For one thing, I hear men my age are looking for “fit, athletic, attractive” 40-year-old women. I like to play tennis and walk, but I’m not climbing Mt. Washington or going to Boot Camp on the weekends, and my 40s are definitely in the rear view mirror. And putting my life out there on Match.com or Tinderover50 or whatever these things are is so scary! I haven’t dated since before Mark Zuckerberg was born.
Any advice for an over 50 (nearly dare I say it – 60 year old – woman) to gain confidence to start dating, and how to go about doing it?
– Almost Ready
You’re not going to like this, but the easiest way to meet a lot of people at once is to get on those apps and websites. The great thing about them is that they’re all about speed. The men who only want to date 40-year-old marathon runners will ignore you, which means you won’t waste any time on them.
The other nice thing about these apps is that you won’t be putting your whole life out there.
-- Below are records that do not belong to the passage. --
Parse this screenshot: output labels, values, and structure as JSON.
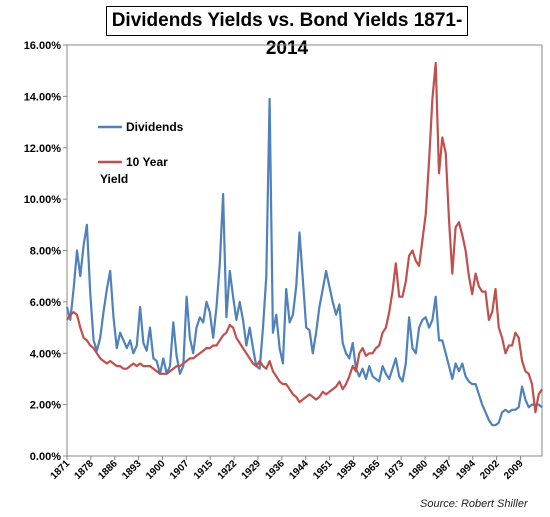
{
  "chart_data": {
    "type": "line",
    "title": "Dividends Yields vs. Bond Yields 1871-2014",
    "source": "Source: Robert Shiller",
    "xlim": [
      1871,
      2014
    ],
    "ylim": [
      0,
      16
    ],
    "y_ticks": [
      "0.00%",
      "2.00%",
      "4.00%",
      "6.00%",
      "8.00%",
      "10.00%",
      "12.00%",
      "14.00%",
      "16.00%"
    ],
    "x_ticks": [
      "1871",
      "1878",
      "1886",
      "1893",
      "1900",
      "1907",
      "1915",
      "1922",
      "1929",
      "1936",
      "1944",
      "1951",
      "1958",
      "1965",
      "1973",
      "1980",
      "1987",
      "1994",
      "2002",
      "2009"
    ],
    "legend_position": "top-left",
    "grid": false,
    "series": [
      {
        "name": "Dividends",
        "color": "#4f81bd",
        "points": [
          [
            1871,
            5.8
          ],
          [
            1872,
            5.3
          ],
          [
            1873,
            6.5
          ],
          [
            1874,
            8.0
          ],
          [
            1875,
            7.0
          ],
          [
            1876,
            8.2
          ],
          [
            1877,
            9.0
          ],
          [
            1878,
            6.3
          ],
          [
            1879,
            4.5
          ],
          [
            1880,
            4.1
          ],
          [
            1881,
            4.6
          ],
          [
            1882,
            5.6
          ],
          [
            1883,
            6.5
          ],
          [
            1884,
            7.2
          ],
          [
            1885,
            5.4
          ],
          [
            1886,
            4.2
          ],
          [
            1887,
            4.8
          ],
          [
            1888,
            4.5
          ],
          [
            1889,
            4.2
          ],
          [
            1890,
            4.5
          ],
          [
            1891,
            4.0
          ],
          [
            1892,
            4.3
          ],
          [
            1893,
            5.8
          ],
          [
            1894,
            4.4
          ],
          [
            1895,
            4.1
          ],
          [
            1896,
            5.0
          ],
          [
            1897,
            3.8
          ],
          [
            1898,
            3.7
          ],
          [
            1899,
            3.2
          ],
          [
            1900,
            3.8
          ],
          [
            1901,
            3.2
          ],
          [
            1902,
            3.5
          ],
          [
            1903,
            5.2
          ],
          [
            1904,
            3.9
          ],
          [
            1905,
            3.2
          ],
          [
            1906,
            3.5
          ],
          [
            1907,
            6.2
          ],
          [
            1908,
            4.6
          ],
          [
            1909,
            4.0
          ],
          [
            1910,
            5.0
          ],
          [
            1911,
            5.4
          ],
          [
            1912,
            5.2
          ],
          [
            1913,
            6.0
          ],
          [
            1914,
            5.6
          ],
          [
            1915,
            4.6
          ],
          [
            1916,
            5.8
          ],
          [
            1917,
            7.5
          ],
          [
            1918,
            10.2
          ],
          [
            1919,
            5.4
          ],
          [
            1920,
            7.2
          ],
          [
            1921,
            6.2
          ],
          [
            1922,
            5.3
          ],
          [
            1923,
            6.0
          ],
          [
            1924,
            5.3
          ],
          [
            1925,
            4.3
          ],
          [
            1926,
            5.0
          ],
          [
            1927,
            4.2
          ],
          [
            1928,
            3.5
          ],
          [
            1929,
            3.4
          ],
          [
            1930,
            5.0
          ],
          [
            1931,
            7.0
          ],
          [
            1932,
            13.9
          ],
          [
            1933,
            4.8
          ],
          [
            1934,
            5.5
          ],
          [
            1935,
            4.2
          ],
          [
            1936,
            3.6
          ],
          [
            1937,
            6.5
          ],
          [
            1938,
            5.2
          ],
          [
            1939,
            5.5
          ],
          [
            1940,
            6.6
          ],
          [
            1941,
            8.7
          ],
          [
            1942,
            6.9
          ],
          [
            1943,
            5.0
          ],
          [
            1944,
            4.9
          ],
          [
            1945,
            4.0
          ],
          [
            1946,
            4.8
          ],
          [
            1947,
            5.8
          ],
          [
            1948,
            6.5
          ],
          [
            1949,
            7.2
          ],
          [
            1950,
            6.6
          ],
          [
            1951,
            6.0
          ],
          [
            1952,
            5.5
          ],
          [
            1953,
            5.9
          ],
          [
            1954,
            4.4
          ],
          [
            1955,
            4.0
          ],
          [
            1956,
            3.8
          ],
          [
            1957,
            4.4
          ],
          [
            1958,
            3.4
          ],
          [
            1959,
            3.1
          ],
          [
            1960,
            3.4
          ],
          [
            1961,
            3.0
          ],
          [
            1962,
            3.5
          ],
          [
            1963,
            3.1
          ],
          [
            1964,
            3.0
          ],
          [
            1965,
            2.9
          ],
          [
            1966,
            3.5
          ],
          [
            1967,
            3.2
          ],
          [
            1968,
            3.0
          ],
          [
            1969,
            3.4
          ],
          [
            1970,
            3.8
          ],
          [
            1971,
            3.1
          ],
          [
            1972,
            2.9
          ],
          [
            1973,
            3.6
          ],
          [
            1974,
            5.4
          ],
          [
            1975,
            4.2
          ],
          [
            1976,
            4.0
          ],
          [
            1977,
            5.0
          ],
          [
            1978,
            5.3
          ],
          [
            1979,
            5.4
          ],
          [
            1980,
            5.0
          ],
          [
            1981,
            5.3
          ],
          [
            1982,
            6.2
          ],
          [
            1983,
            4.5
          ],
          [
            1984,
            4.5
          ],
          [
            1985,
            4.0
          ],
          [
            1986,
            3.5
          ],
          [
            1987,
            3.0
          ],
          [
            1988,
            3.6
          ],
          [
            1989,
            3.3
          ],
          [
            1990,
            3.6
          ],
          [
            1991,
            3.1
          ],
          [
            1992,
            2.9
          ],
          [
            1993,
            2.8
          ],
          [
            1994,
            2.8
          ],
          [
            1995,
            2.4
          ],
          [
            1996,
            2.0
          ],
          [
            1997,
            1.7
          ],
          [
            1998,
            1.4
          ],
          [
            1999,
            1.2
          ],
          [
            2000,
            1.2
          ],
          [
            2001,
            1.3
          ],
          [
            2002,
            1.7
          ],
          [
            2003,
            1.8
          ],
          [
            2004,
            1.7
          ],
          [
            2005,
            1.8
          ],
          [
            2006,
            1.8
          ],
          [
            2007,
            1.9
          ],
          [
            2008,
            2.7
          ],
          [
            2009,
            2.2
          ],
          [
            2010,
            1.9
          ],
          [
            2011,
            2.0
          ],
          [
            2012,
            2.0
          ],
          [
            2013,
            2.0
          ],
          [
            2014,
            1.9
          ]
        ]
      },
      {
        "name": "10 Year Yield",
        "color": "#c0504d",
        "points": [
          [
            1871,
            5.3
          ],
          [
            1872,
            5.5
          ],
          [
            1873,
            5.6
          ],
          [
            1874,
            5.5
          ],
          [
            1875,
            5.0
          ],
          [
            1876,
            4.6
          ],
          [
            1877,
            4.5
          ],
          [
            1878,
            4.3
          ],
          [
            1879,
            4.2
          ],
          [
            1880,
            4.0
          ],
          [
            1881,
            3.8
          ],
          [
            1882,
            3.7
          ],
          [
            1883,
            3.6
          ],
          [
            1884,
            3.7
          ],
          [
            1885,
            3.6
          ],
          [
            1886,
            3.5
          ],
          [
            1887,
            3.5
          ],
          [
            1888,
            3.4
          ],
          [
            1889,
            3.4
          ],
          [
            1890,
            3.5
          ],
          [
            1891,
            3.6
          ],
          [
            1892,
            3.5
          ],
          [
            1893,
            3.6
          ],
          [
            1894,
            3.5
          ],
          [
            1895,
            3.5
          ],
          [
            1896,
            3.5
          ],
          [
            1897,
            3.4
          ],
          [
            1898,
            3.3
          ],
          [
            1899,
            3.2
          ],
          [
            1900,
            3.2
          ],
          [
            1901,
            3.2
          ],
          [
            1902,
            3.3
          ],
          [
            1903,
            3.4
          ],
          [
            1904,
            3.5
          ],
          [
            1905,
            3.5
          ],
          [
            1906,
            3.6
          ],
          [
            1907,
            3.7
          ],
          [
            1908,
            3.8
          ],
          [
            1909,
            3.8
          ],
          [
            1910,
            3.9
          ],
          [
            1911,
            4.0
          ],
          [
            1912,
            4.1
          ],
          [
            1913,
            4.2
          ],
          [
            1914,
            4.2
          ],
          [
            1915,
            4.3
          ],
          [
            1916,
            4.3
          ],
          [
            1917,
            4.5
          ],
          [
            1918,
            4.7
          ],
          [
            1919,
            4.8
          ],
          [
            1920,
            5.1
          ],
          [
            1921,
            5.0
          ],
          [
            1922,
            4.6
          ],
          [
            1923,
            4.4
          ],
          [
            1924,
            4.2
          ],
          [
            1925,
            4.0
          ],
          [
            1926,
            3.8
          ],
          [
            1927,
            3.6
          ],
          [
            1928,
            3.5
          ],
          [
            1929,
            3.7
          ],
          [
            1930,
            3.5
          ],
          [
            1931,
            3.4
          ],
          [
            1932,
            3.7
          ],
          [
            1933,
            3.3
          ],
          [
            1934,
            3.1
          ],
          [
            1935,
            2.9
          ],
          [
            1936,
            2.8
          ],
          [
            1937,
            2.8
          ],
          [
            1938,
            2.6
          ],
          [
            1939,
            2.4
          ],
          [
            1940,
            2.3
          ],
          [
            1941,
            2.1
          ],
          [
            1942,
            2.2
          ],
          [
            1943,
            2.3
          ],
          [
            1944,
            2.4
          ],
          [
            1945,
            2.3
          ],
          [
            1946,
            2.2
          ],
          [
            1947,
            2.3
          ],
          [
            1948,
            2.5
          ],
          [
            1949,
            2.4
          ],
          [
            1950,
            2.5
          ],
          [
            1951,
            2.6
          ],
          [
            1952,
            2.7
          ],
          [
            1953,
            2.9
          ],
          [
            1954,
            2.6
          ],
          [
            1955,
            2.8
          ],
          [
            1956,
            3.1
          ],
          [
            1957,
            3.5
          ],
          [
            1958,
            3.3
          ],
          [
            1959,
            4.0
          ],
          [
            1960,
            4.2
          ],
          [
            1961,
            3.9
          ],
          [
            1962,
            4.0
          ],
          [
            1963,
            4.0
          ],
          [
            1964,
            4.2
          ],
          [
            1965,
            4.3
          ],
          [
            1966,
            4.8
          ],
          [
            1967,
            5.0
          ],
          [
            1968,
            5.6
          ],
          [
            1969,
            6.4
          ],
          [
            1970,
            7.5
          ],
          [
            1971,
            6.2
          ],
          [
            1972,
            6.2
          ],
          [
            1973,
            6.8
          ],
          [
            1974,
            7.8
          ],
          [
            1975,
            8.0
          ],
          [
            1976,
            7.6
          ],
          [
            1977,
            7.4
          ],
          [
            1978,
            8.4
          ],
          [
            1979,
            9.4
          ],
          [
            1980,
            11.5
          ],
          [
            1981,
            13.9
          ],
          [
            1982,
            15.3
          ],
          [
            1983,
            11.0
          ],
          [
            1984,
            12.4
          ],
          [
            1985,
            11.8
          ],
          [
            1986,
            9.2
          ],
          [
            1987,
            7.1
          ],
          [
            1988,
            8.9
          ],
          [
            1989,
            9.1
          ],
          [
            1990,
            8.6
          ],
          [
            1991,
            8.0
          ],
          [
            1992,
            7.0
          ],
          [
            1993,
            6.3
          ],
          [
            1994,
            7.1
          ],
          [
            1995,
            6.6
          ],
          [
            1996,
            6.4
          ],
          [
            1997,
            6.4
          ],
          [
            1998,
            5.3
          ],
          [
            1999,
            5.6
          ],
          [
            2000,
            6.5
          ],
          [
            2001,
            5.0
          ],
          [
            2002,
            4.6
          ],
          [
            2003,
            4.0
          ],
          [
            2004,
            4.3
          ],
          [
            2005,
            4.3
          ],
          [
            2006,
            4.8
          ],
          [
            2007,
            4.6
          ],
          [
            2008,
            3.7
          ],
          [
            2009,
            3.3
          ],
          [
            2010,
            3.2
          ],
          [
            2011,
            2.8
          ],
          [
            2012,
            1.7
          ],
          [
            2013,
            2.4
          ],
          [
            2014,
            2.6
          ]
        ]
      }
    ]
  }
}
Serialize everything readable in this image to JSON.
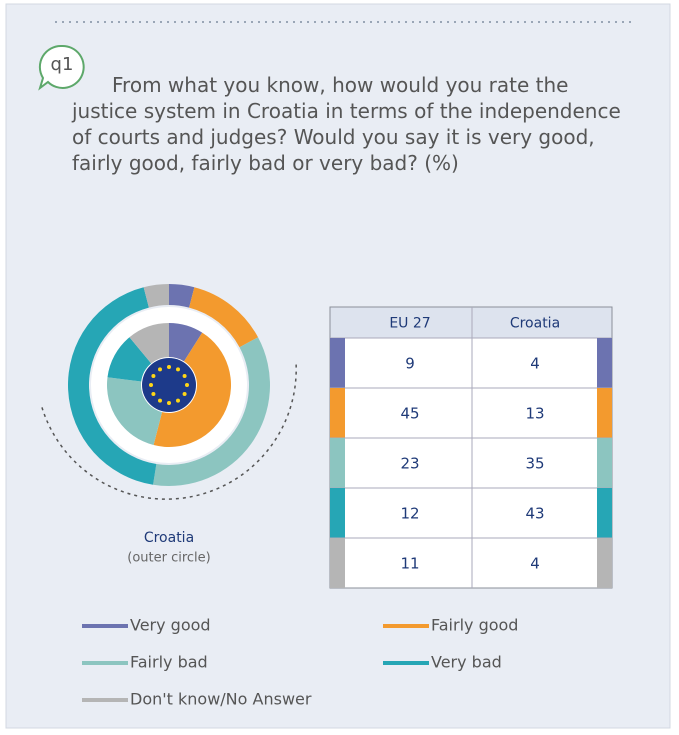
{
  "chart_data": {
    "type": "donut",
    "badge": "q1",
    "title": "From what you know, how would you rate the justice system in Croatia in terms of the independence of courts and judges? Would you say it is very good, fairly good, fairly bad or very bad? (%)",
    "annotation": "Croatia",
    "annotation_note": "(outer circle)",
    "categories": [
      "Very good",
      "Fairly good",
      "Fairly bad",
      "Very bad",
      "Don't know/No Answer"
    ],
    "colors": [
      "#6c73b0",
      "#f39a2e",
      "#8cc5c0",
      "#26a6b5",
      "#b5b5b5"
    ],
    "series": [
      {
        "name": "EU 27",
        "ring": "inner",
        "values": [
          9,
          45,
          23,
          12,
          11
        ]
      },
      {
        "name": "Croatia",
        "ring": "outer",
        "values": [
          4,
          13,
          35,
          43,
          4
        ]
      }
    ]
  }
}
If you browse Match or any of the apps, I think you’ll find that the personal information is minimal. It’s usually just the basics. The apps keep it very simple.
My advice is to sit around with a friend one night and make a profile for just one app. Do this while eating very good takeout. Maybe enjoy a beverage. It’s much less scary to take this step when you’re sitting next to someone who can laugh with you about the whole experience. If you don’t have that kind of friend, focus on finding one, because the most important part of the dating process is having someone to talk to about it.
Also know that almost everyone shares your questions about dating. Every day, there are new people on those apps who have no idea how they work. Every minute, someone is swiping or clicking on a profile for the first time. You’re not alone in this; everyone is going through the nervousness together.
– Meredith
Readers? Apps? Sites? Once she gets on them, what should she expect? Any tips?
Being a few short of 50, and having done the internet dating thing, I can tell you this much. It STINKS! I am more of a ‘talk on the phone’ or ‘talk face to face’ person than I am texting and messaging back and forth. A friend of mine suggested Meetup groups with people that have similar interests or activities. I personally think I am going that route right now. I wish you the very best of luck!